Assembly

An Assembly is the moment where all of your context, rules, and infrastructure are synthesized into a single, governed execution plan for a copilot.

Given a role and a location in your environment (a collection, asset, or both), the platform assembles:

  • the character the model should play,
  • the exact set of MCP tools and remote agents it is allowed to use,
  • the parameters and scope fragments required to safely call those systems, and
  • a signed graph of how that configuration was derived.

This is how we turn awareness of the moment into controlled, auditable action.

Assembly sits on top of the core architectural elements:

  • Roles - who is the user.
  • Assets & Collections - what they're working on and where.
  • MCPs & Agents - what capabilities exist and how they're governed.
  • Binding Rules - how capabilities and permissions propagate through the environment.

Given a role_id and a target collection/asset, the engine walks the binding graph, collects the relevant MCPs and agents, applies masks and parameters, and returns a compact, signed AssemblyResponse.

Although an Assembly can be triggered from within the Bifrost tool (typically for testing and development), the primary interface is the Bridge API. Applications, services, or orchestration layers call Bridge to obtain an Assembly, then use that Assembly to drive downstream LLM calls and tool executions.
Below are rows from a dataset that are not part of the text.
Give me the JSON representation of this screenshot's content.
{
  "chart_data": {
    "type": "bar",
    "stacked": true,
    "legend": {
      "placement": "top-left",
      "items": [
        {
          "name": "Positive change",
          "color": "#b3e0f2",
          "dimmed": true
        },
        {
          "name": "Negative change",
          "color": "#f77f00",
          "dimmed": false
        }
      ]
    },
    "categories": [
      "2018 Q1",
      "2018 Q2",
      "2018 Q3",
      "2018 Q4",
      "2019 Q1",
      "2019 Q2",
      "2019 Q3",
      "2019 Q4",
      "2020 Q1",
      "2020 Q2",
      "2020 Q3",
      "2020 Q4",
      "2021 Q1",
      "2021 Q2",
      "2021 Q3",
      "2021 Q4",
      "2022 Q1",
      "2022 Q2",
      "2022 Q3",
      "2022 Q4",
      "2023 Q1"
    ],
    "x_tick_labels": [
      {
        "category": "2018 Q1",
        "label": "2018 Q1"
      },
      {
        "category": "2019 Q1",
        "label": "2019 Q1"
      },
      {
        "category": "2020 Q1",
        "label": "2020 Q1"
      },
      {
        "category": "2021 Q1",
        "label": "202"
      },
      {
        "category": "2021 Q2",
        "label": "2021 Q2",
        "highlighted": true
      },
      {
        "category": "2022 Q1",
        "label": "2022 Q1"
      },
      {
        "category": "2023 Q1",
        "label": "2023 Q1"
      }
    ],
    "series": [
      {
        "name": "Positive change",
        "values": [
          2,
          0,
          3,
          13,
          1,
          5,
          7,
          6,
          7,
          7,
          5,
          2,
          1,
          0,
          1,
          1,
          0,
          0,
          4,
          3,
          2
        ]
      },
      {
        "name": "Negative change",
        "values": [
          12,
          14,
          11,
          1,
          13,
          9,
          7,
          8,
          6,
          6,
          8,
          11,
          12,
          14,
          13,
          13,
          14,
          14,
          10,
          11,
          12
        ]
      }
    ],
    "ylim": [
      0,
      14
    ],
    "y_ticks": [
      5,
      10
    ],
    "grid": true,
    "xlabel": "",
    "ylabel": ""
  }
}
The AssemblyResponse Model

At the API level, an Assembly is represented as:

AssemblyResponse {
  assembly_id: string
  assembled_at: string
  character: CharacterConfig
  mcps: FocusMCPConfig[]
  agents: FocusAgentConfig[]
  mim_graph: object
  signature: object
}

Field-by-field:

assembly_id: string

A unique identifier for this Assembly instance.
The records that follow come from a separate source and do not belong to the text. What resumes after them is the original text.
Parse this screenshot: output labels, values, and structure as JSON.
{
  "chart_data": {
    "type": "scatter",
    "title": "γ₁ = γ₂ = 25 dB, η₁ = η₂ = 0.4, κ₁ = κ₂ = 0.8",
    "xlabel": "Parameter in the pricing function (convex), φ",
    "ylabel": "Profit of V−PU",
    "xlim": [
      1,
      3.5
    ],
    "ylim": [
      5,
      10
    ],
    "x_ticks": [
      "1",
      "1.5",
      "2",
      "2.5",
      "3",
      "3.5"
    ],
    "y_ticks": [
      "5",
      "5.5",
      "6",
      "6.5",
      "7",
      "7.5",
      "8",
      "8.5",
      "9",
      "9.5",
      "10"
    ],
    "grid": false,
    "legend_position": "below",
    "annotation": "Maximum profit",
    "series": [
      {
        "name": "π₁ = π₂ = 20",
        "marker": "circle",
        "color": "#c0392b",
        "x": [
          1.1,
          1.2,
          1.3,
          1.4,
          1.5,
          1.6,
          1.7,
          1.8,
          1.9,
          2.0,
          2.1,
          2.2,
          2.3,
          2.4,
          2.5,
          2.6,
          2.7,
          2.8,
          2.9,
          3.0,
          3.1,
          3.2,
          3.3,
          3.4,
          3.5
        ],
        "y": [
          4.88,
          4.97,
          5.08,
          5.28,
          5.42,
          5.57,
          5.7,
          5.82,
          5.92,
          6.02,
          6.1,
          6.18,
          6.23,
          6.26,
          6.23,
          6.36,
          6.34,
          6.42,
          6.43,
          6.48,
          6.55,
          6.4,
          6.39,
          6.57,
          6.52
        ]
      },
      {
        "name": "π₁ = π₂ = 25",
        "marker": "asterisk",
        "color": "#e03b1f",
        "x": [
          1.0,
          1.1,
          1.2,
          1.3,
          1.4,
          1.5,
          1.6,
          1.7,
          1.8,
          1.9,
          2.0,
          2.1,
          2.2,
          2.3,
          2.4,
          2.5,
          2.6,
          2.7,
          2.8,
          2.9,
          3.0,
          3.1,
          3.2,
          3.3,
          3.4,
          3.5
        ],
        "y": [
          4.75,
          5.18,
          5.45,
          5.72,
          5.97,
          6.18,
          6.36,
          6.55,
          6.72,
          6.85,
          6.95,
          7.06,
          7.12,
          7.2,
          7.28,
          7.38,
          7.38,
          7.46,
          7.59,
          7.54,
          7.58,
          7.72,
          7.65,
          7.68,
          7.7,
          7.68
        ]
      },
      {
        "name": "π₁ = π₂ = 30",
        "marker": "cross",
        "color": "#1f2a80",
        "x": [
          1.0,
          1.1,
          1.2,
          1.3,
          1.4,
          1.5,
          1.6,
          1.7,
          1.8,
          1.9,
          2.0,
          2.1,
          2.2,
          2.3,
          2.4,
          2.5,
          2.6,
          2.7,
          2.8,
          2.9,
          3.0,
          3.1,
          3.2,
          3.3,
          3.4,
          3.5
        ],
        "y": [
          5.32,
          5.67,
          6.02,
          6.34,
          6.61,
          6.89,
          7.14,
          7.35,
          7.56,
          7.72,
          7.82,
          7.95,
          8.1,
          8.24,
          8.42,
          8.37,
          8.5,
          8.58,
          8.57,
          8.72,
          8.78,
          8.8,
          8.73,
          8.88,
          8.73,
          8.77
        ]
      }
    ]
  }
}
  • Used for correlation across logs, telemetry, and downstream tool calls.
  • Lets you reference or replay a specific configuration when investigating behavior or explaining why an agent could (or could not) do something.

assembled_at: string

The timestamp when the Assembly was created.

  • Captures when the environment was interpreted.
  • Helps correlate with asset moves, binding rule changes, or policy updates over time.

character: CharacterConfig

The character is the LLM-facing configuration:

  • Model / inference endpoint and configuration.
  • System prompt chunks and role-specific guidance.
  • Any policy or safety overlays that should always apply for this role and context.

This is where core procedures and institutional knowledge are embedded so that the copilot "feels" like the right expert for this user, in this space, at this moment.

mcps: FocusMCPConfig[]

The list of MCP configurations available to the agent in this Assembly:

Each entry represents a single MCP with:

  • Allowed tools (after applying role-based tool lists and masks).
  • Parameter constraints (e.g., a narrowed set of patient_ids or sensor IDs).
  • Scope fragments required for OAuth or other authorization systems.

Only the tools that survive the binding rules, masks, and role permissions appear here. This is how control is built into the structure instead of being bolted on later.

agents: FocusAgentConfig[]

The set of remote agents the copilot may call via A2A:

  • Endpoint and auth details needed to invoke the agent.
  • Role-based permissions controlling who can ask this agent to act.
  • Optional initialization parameters tailored to the current asset, project, or patient.

These are typically workflow- or system-specific agents (e.g., "scheduling agent", "factory-line reconfiguration agent") that your copilot can delegate to within the guardrails of the Assembly.

mim_graph: object

A condensed representation of the traversed binding graph that produced this Assembly:

  • Which assets and collections were considered.
  • Which binding rules fired and at what depth.

The primary use of the mim_graph is to give the LLM a quick overview of the relationships between the nodes traversed. This enables the LLM to understand queries, such as "Do the patient's siblings have any autoimmune disorders?", without having to try each possible patient node it has access to.

signature: object

A cryptographic signature and relevant metadata for verifying the Assembly.

  • Created by hashing the Assembly payload and signing with Mimory's private key (similar in spirit to a signed JWT).
  • Allows downstream systems to verify that:
    • The Assembly was produced by a trusted Mimory component.
    • The configuration has not been tampered with in transit.

This underpins governance and traceability - you can trust that what the agent is allowed to do is exactly what was assembled.

How Assemblies Are Used via Bridge

A typical flow with the Bridge API looks like:

1. Call Bridge to Assemble

Your service sends a request describing:

  • The role of the current user.
  • The current collection (collection, zone).

2. Receive an AssemblyResponse

Bridge returns an AssemblyResponse with all character, MCP, and agent configuration, plus the signature and mim_graph.

3. Run the Copilot Using the Assembly

Your application:

  • Uses character and mim_graph to construct the LLM system prompt and model configuration.
  • Uses mcps and agents to register tools and remote agents within your runtime.
  • Uses signature and assembly_id for logging, audit, and trust checks.

4. Log and Explain

When you need to explain "what could this copilot do for this user at this time, and why?", you reference assembly_id and logs.